MSBuild completely sucks at these tasks when compared to any free software build system such as Ant, Automake, CMake, WAF or dozens others. It was designed to be used in conjuction with Visual Studio and you very much feel the limitations of it when you try to use it from the outside.
As for MSBuild and VS - I thought that Visual Studio actually compiles things with devenv.exe, rather than MSBuild. I remember working on a project where I was trying to set up Jenkins CI to build our projects and MSBuild wouldn't work (because the environment wasn't set up correctly), but using devenv.exe instead worked perfectly.

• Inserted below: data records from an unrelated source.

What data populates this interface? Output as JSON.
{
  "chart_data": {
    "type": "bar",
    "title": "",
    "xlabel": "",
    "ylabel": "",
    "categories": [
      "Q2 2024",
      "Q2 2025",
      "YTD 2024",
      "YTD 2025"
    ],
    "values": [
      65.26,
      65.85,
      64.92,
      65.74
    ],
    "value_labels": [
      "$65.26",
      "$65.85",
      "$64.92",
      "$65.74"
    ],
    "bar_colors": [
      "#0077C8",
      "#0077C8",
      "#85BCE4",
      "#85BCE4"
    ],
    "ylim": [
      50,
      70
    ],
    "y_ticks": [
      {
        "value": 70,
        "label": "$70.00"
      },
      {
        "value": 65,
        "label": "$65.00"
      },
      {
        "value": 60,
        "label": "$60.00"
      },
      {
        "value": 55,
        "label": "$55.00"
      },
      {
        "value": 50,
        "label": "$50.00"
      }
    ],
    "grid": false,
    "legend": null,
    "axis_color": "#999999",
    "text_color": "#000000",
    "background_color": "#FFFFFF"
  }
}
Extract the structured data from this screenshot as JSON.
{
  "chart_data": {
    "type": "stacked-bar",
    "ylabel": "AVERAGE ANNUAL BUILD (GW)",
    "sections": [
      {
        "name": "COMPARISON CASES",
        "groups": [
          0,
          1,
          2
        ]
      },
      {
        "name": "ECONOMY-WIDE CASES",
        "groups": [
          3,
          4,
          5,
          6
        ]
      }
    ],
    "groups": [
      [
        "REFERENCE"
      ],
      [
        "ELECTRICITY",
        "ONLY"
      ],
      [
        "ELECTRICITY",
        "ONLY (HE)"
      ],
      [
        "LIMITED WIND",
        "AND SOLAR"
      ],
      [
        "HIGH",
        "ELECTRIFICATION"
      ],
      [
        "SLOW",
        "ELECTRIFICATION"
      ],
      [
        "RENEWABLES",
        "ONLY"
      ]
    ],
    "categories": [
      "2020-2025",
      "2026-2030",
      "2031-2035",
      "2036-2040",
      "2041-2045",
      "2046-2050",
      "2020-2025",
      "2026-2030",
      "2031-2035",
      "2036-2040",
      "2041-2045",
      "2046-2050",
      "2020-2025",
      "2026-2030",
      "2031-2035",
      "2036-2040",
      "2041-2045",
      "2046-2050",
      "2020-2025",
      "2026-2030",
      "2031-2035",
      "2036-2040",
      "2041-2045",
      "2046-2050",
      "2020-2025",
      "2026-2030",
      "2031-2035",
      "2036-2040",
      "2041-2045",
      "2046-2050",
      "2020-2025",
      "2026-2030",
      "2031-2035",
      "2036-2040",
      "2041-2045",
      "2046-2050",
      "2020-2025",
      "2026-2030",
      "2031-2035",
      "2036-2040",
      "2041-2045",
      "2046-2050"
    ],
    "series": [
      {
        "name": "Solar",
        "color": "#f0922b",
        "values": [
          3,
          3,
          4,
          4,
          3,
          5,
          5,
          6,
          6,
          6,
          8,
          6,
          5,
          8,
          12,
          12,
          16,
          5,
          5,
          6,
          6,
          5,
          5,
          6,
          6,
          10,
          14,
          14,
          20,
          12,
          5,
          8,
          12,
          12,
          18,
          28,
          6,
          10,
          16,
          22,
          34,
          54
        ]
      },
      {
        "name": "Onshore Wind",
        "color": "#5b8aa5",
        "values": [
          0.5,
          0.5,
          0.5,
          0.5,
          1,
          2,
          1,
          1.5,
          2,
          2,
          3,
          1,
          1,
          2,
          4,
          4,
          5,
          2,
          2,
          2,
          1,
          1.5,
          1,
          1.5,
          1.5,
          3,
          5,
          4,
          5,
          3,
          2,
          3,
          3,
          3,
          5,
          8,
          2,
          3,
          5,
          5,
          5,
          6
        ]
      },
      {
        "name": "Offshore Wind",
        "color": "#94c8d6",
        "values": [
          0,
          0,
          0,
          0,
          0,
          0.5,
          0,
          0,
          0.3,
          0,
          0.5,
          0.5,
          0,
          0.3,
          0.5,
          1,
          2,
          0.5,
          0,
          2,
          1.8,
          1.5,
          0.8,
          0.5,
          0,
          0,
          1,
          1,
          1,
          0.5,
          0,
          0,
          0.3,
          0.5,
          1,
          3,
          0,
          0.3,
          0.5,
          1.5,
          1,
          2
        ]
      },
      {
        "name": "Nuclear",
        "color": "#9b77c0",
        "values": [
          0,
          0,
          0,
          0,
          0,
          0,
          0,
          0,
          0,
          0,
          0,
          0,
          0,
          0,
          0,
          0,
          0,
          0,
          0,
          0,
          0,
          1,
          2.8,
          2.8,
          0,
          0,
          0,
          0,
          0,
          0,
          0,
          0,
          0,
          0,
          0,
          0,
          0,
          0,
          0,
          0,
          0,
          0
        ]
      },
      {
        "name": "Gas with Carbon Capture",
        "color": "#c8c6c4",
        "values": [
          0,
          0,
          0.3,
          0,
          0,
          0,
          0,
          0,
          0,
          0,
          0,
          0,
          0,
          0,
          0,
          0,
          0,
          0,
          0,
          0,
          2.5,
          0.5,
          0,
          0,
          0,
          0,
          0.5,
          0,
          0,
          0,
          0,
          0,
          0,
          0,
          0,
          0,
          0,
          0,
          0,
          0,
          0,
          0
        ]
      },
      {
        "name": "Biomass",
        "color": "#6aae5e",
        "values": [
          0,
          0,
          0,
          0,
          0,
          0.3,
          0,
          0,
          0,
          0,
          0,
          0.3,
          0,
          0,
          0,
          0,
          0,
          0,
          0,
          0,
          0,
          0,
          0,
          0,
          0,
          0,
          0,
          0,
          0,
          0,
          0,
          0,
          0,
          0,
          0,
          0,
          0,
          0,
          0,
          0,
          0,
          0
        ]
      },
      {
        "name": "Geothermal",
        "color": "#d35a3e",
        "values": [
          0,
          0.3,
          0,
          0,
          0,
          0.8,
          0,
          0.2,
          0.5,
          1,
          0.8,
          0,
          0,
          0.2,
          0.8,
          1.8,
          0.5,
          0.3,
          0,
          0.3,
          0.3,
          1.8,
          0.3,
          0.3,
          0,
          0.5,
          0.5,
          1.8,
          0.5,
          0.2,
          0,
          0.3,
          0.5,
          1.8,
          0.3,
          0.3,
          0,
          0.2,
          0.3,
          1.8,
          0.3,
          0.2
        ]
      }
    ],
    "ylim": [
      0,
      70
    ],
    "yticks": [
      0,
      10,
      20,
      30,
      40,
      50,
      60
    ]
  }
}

However if it ever became available outside of Google then I would use it absolutely everywhere.
The project I worked on was relatively new. Another project had been started in Visual C++ 6 and upgraded multiple times over the years. Occasionally, somebody would go through the solution file and project files to see if we were doing silly things because of this evolution (e.g., defining rules that weren't ever used). And we had two or three ways of setting paths so that developers could check out the code and build without worrying too much. Especially when it came to projects that needed DLLs from other solutions.
We were able to reduce the amount of annoying things to a tolerable level. I believe they moved to something like NuGet (for some things) after I switched jobs.
http://voices.canonical.com/jussi.pakkanen/2011/09/13/autoto...
Which... the reason it sticks out with me is that really good rants are a lot more memorable to me than people talking about what software they like, which is probably not a fair way to evaluate software.